ID12

En 1945 paraît, aux éditions S.E.C.M., une collection de 14 fascicules de 24 pages contenant des récits indépendants de 10 000 à 11 000 mots intitulée « Inspecteur Doublet à travers le monde ».

La série est signée Jean Normand, de son vrai nom Raoul Antoni Lematte (1885 - 1956), né à Cherbourg, d’où son pseudonyme.

Raoul Antoni Lematte, après des études de droit, travailla dans l’Administration pénitentiaire en Guyane.

C’est probablement de cette expérience qu’il s’inspira pour ses écrits puisque bon nombre sont des récits d’aventures ayant pour cadre la Guyane et les pays limitrophes. Les intrigues tournent généralement autour des chercheurs d’or et des placers.

Les épisodes de la série « Inspecteur Doublet à travers le monde » mettent également en avant les chercheurs d’or, mais également les Incas ou les galions espagnols et la recherche de trésors.

« Les tueurs de soleil », le 12e épisode, n’échappe pas à la règle. L’intrigue, en effet, mêle trésors, Incas et galions.

LES TUEURS DE SOLEIL

Alors que l’inspecteur Paul DOUBLET excursionne dans les collines au-dessus de Machala, en Équateur, il est témoin d’une agression d’un vieil homme par une troupe d’Indiens.

Paul DOUBLET met en fuite les mécréants et fait connaissance avec celui qu’il a secouru, un important armateur de la région.

Ce dernier lui explique que quelqu’un tente de l’empêcher de sonder les profondeurs des côtes de l’île de Puna où il soupçonne se trouver des galions chargés d’or et de pierres précieuses.

D’ailleurs, deux de ses meilleurs spécialistes des fonds sous-marins ont été kidnappés quelques semaines auparavant sans jamais reparaître.

Paul DOUBLET décide de partir à la recherche des disparus d’autant qu’il a déjà une petite idée sur la piste à suivre…

L’inspecteur Paul Doublet doit faire une escale au Pérou, à Machala, en attendant un bateau pour le Pérou.

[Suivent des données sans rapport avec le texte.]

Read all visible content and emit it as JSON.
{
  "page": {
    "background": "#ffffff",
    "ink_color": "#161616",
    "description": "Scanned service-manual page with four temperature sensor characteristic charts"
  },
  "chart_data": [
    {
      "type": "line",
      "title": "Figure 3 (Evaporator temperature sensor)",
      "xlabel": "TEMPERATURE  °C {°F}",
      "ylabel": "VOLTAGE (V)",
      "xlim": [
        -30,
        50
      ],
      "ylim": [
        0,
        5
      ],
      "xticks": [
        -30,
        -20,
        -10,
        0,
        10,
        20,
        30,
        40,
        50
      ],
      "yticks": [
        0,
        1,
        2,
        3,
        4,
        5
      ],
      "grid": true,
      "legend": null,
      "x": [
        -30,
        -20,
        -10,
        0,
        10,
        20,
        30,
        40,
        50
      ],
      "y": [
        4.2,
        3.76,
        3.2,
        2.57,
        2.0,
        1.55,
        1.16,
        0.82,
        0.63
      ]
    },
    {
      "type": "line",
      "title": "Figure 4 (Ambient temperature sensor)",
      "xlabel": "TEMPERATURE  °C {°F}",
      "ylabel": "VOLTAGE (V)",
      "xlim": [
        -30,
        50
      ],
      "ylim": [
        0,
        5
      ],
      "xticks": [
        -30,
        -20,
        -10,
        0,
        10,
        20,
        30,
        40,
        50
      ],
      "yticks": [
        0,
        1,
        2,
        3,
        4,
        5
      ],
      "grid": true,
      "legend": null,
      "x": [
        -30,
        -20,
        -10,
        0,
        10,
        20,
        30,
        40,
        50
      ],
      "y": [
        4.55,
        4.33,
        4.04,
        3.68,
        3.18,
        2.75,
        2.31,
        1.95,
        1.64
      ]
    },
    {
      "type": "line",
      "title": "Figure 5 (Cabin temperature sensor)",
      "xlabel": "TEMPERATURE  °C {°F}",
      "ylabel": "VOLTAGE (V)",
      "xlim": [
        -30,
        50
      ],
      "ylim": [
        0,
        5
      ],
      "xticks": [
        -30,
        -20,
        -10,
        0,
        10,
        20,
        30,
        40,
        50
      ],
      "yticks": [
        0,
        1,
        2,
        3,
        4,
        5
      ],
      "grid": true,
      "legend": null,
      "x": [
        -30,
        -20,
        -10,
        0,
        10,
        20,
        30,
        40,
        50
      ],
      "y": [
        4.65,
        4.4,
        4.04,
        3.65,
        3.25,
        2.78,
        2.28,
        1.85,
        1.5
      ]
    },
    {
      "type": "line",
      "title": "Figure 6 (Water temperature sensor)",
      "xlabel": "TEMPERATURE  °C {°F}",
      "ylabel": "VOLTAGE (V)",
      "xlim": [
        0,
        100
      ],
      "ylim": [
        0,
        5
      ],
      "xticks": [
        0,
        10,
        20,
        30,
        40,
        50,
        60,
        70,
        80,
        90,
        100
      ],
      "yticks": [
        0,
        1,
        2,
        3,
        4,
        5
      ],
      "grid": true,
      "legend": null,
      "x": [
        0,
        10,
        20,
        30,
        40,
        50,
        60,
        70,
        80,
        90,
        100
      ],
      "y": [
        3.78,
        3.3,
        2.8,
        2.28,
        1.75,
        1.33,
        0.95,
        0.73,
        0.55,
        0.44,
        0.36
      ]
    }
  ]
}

Alors qu’il se promène dans les collines au-dessus de la ville, il tire un vieil armateur des griffes d’une bande d’Indiens. L’homme lui explique que, depuis qu’il a décidé de sonder les fonds marins autour de l’île de Puna à la recherche de galions espagnols contenant des trésors, quelqu’un fait tout pour l’en empêcher. C’est d’abord un de ses spécialistes qui fut agressé, avant d’être kidnappé en même temps que son assistant, deux mois auparavant.

L’inspecteur Paul Doublet, persuadé que les Indiens sont derrière tout cela, accepte de se lancer à la recherche des deux disparus. L’armateur met à son service un de ses bateaux et de ses plus fidèles hommes…

Pas grand-chose de nouveau dans cet épisode. Des galions, des trésors, des Incas… que des éléments déjà rencontrés dans la série.

Une nouvelle fois l’intrigue est minimaliste, Doublet trouvant toujours la bonne piste du premier coup.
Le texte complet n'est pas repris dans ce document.